With the Margin Calculator, you can accurately calculate the amount of pledge to ensure that the desired position is guaranteed. Using the calculator will help you determine whether you need to reduce the size of the lot when trading or adjust the size of the leverage to avoid excessive loading of the deposit. Select the trading instrument, the size of the lot and the leverage, and the currency of the account, then simply click on the “Calculate” button.
For the Forex, the value of the pledge is calculated as follows:
Required margin = Lot size / Leverage amount * deposit currency rate (if differs from the base currency pair in which the trade is conducted).
Example: Trading 3 lots of EUR / USD, using a leverage of 1: 200 with the account currency in USD.
Lot size: 300,000
Deposit currency rate: 1.13798
The amount of the deposit: 300,000 / 200 * 1.13798 = $ 1706.97
For metals the value of the pledge is calculated as follows:
Required Margin = Lot Size (Oz) / Leverage Size * Market Price
Example: Trading 1 lot (100 Oz) of gold and using the leverage of 1: 200 with the account currency in USD.
Lot size = 100 Oz
Market value = 1235.90
The amount of the pledge: 100/200 * 1235.90 = $ 617.95
Calculation of the cost of the point
For more effective risk management, it is important to know the cost of the point by
each position in the currency of your trading account.

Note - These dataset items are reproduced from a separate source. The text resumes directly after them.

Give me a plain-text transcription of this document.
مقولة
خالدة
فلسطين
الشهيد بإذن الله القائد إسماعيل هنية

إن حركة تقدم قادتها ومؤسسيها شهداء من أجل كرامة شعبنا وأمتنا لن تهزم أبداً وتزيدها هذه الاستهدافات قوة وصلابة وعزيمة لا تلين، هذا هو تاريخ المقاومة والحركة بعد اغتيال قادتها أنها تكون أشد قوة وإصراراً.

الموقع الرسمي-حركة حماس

The calculator of the point`s cost will do this for you. Just specify your trading instrument, size of the transaction and deposit currency. Click the “Calculate” button to determine how much is the price fluctuation point costs.
For Forex, the value of the item is calculated as follows:
Point cost = (One point * Lot size) / Market price
Example: Trading 1 lot of EUR / USD with the account currency in EUR.
One point = 0.0001
Lot size = 100,000
Exchange rate = 1.13798
0.0001 * 100,000 = 10
10 / 1.13798 = 8.78750
The cost of the point is € 8.79
For metals, you can calculate the cost of a tick instead of the cost of the point. The cost of a tick is calculated as follows:
Cost of tick = Tick (0.01) * Volume in Oz
Example: Trading 1 lot (100 Oz) of gold with the account currency in USD.